The last month has been reminiscent of a time 40 years ago, in the late 60s when all hell broke loose. Powerlessness and acceptance of injustice were cast aside, as people took to the streets in the U.S. and around the world. In 2010 we saw a foreshadowing of this renewed restlessness when the Tea Party rose up out of, what seemed like, nothing and nowhere. In 2011, it’s been Tunisia, Egypt, Bahrain — Wisconsin — Libya, Ohio, Indiana, Michigan.

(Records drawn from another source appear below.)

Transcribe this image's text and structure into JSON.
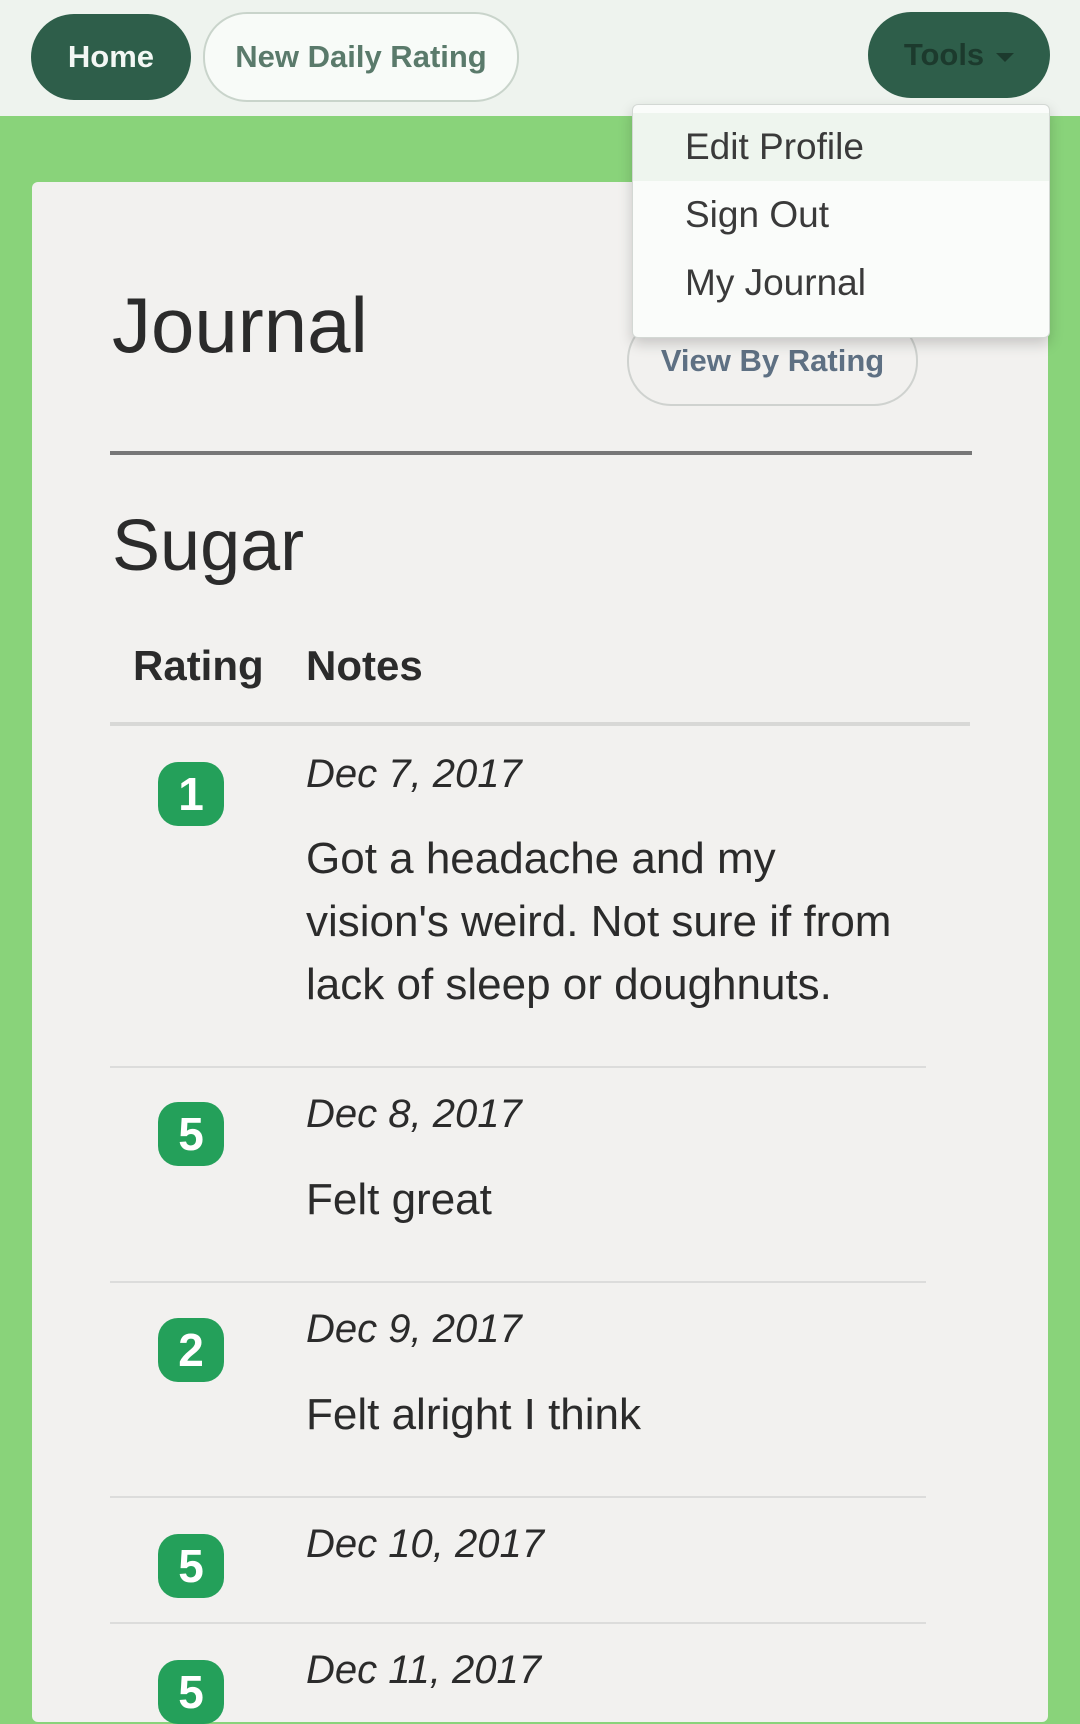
{
  "nav": {
    "home_label": "Home",
    "new_rating_label": "New Daily Rating",
    "tools_label": "Tools"
  },
  "tools_menu": {
    "items": [
      "Edit Profile",
      "Sign Out",
      "My Journal"
    ]
  },
  "page": {
    "title": "Journal",
    "view_by_rating_label": "View By Rating",
    "section_title": "Sugar"
  },
  "table": {
    "headers": {
      "rating": "Rating",
      "notes": "Notes"
    },
    "rows": [
      {
        "rating": "1",
        "date": "Dec 7, 2017",
        "note": "Got a headache and my vision's weird. Not sure if from lack of sleep or doughnuts."
      },
      {
        "rating": "5",
        "date": "Dec 8, 2017",
        "note": "Felt great"
      },
      {
        "rating": "2",
        "date": "Dec 9, 2017",
        "note": "Felt alright I think"
      },
      {
        "rating": "5",
        "date": "Dec 10, 2017",
        "note": ""
      },
      {
        "rating": "5",
        "date": "Dec 11, 2017",
        "note": ""
      }
    ]
  },
  "colors": {
    "page_background": "#89d37a",
    "primary_button": "#2e5e4a",
    "rating_badge": "#24a05a"
  }
}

Everyone’s getting in the act: This past Friday the majority of the Detroit Pistons’ basketball players (who, unlike the revolutionaries, dispute that they were acting in concert) skipped or came late to a mandatory practice. Coach Kuester came down hard, benching the whole lot of them. These are uneasy days for presidents, monarchs, dictators, and coaches. What about for everyday leaders? Anything for us to learn?
Hopefully, we’re inspired! In the Middle East these individuals have risen up at great risk. Ghadaffi has allegedly murdered thousands so far. Now, those protesters were showing some major “everyday leadership.” Can’t say I’ve ever taken a risk a hundredth so high.
Second, we should be encouraged by these acts of grassroots leaders. Much has been written about the role of Facebook and cell phones, and that is surely true. But they were people organizing for change – against monstrous forces of resistance. Somewhere, we can be sure, there were small cadres of Margaret Mead’s famously called a “small group of committed, citizens [who] can change the world.” Successful everyday leaders – unlike the tyrants they are toppling – always collaborate with others.
Finally, those of us “in power” – as parents, bosses, owners, managers, priests, teachers, principals, etc., – should pay attention. These revolutions did not spring from nothing. There were long-standing grievances. And there were costs being paid long before the revolutions came. People cheat their cheating governments. Organized labor fights the government (or corporation) that should have been their partners. Basketball players were far from giving their best in their mediocre season with a coach they’d lost respect for. So, they all finally exploded out of their higher-ups failures to create genuine communication. I don’t know the personal inside of any of these situations, but I can’t help but think that the standoff and mutiny facing Wisconsin Governor Walker, like that faced by Pistons’ Coach Kuester, has an awful lot to do with not being willing to the do the hard work of seeing others’ perspectives; the hard work of seeking win-win ends; and the hard work of reaching a compelling enough shared vision that their followers would genuinely be willing to seek win-win as well.
It’s easy to see ourselves on the side of the little guy, taking to the streets. But most of us in one way or another are also “the big guy,” and we’d best listen hard and long to those who labor under our regimes. You might ask your peeps this week, “Hey, what am I not seeing as parent/boss/etc., that you think I should know about to help support you in your work?” Listening, to . . .
Lead with your best self,
p.s. Thanks to SO MANY of you who helped out my buddy Mick. I mailed him a check for $625 today from sales of Be Real which he edited perfectly. He’s on Day +5 and waiting hopefully for his brother’s cells to now start multiplying and fortifying him. Your continued prayers are appreciated.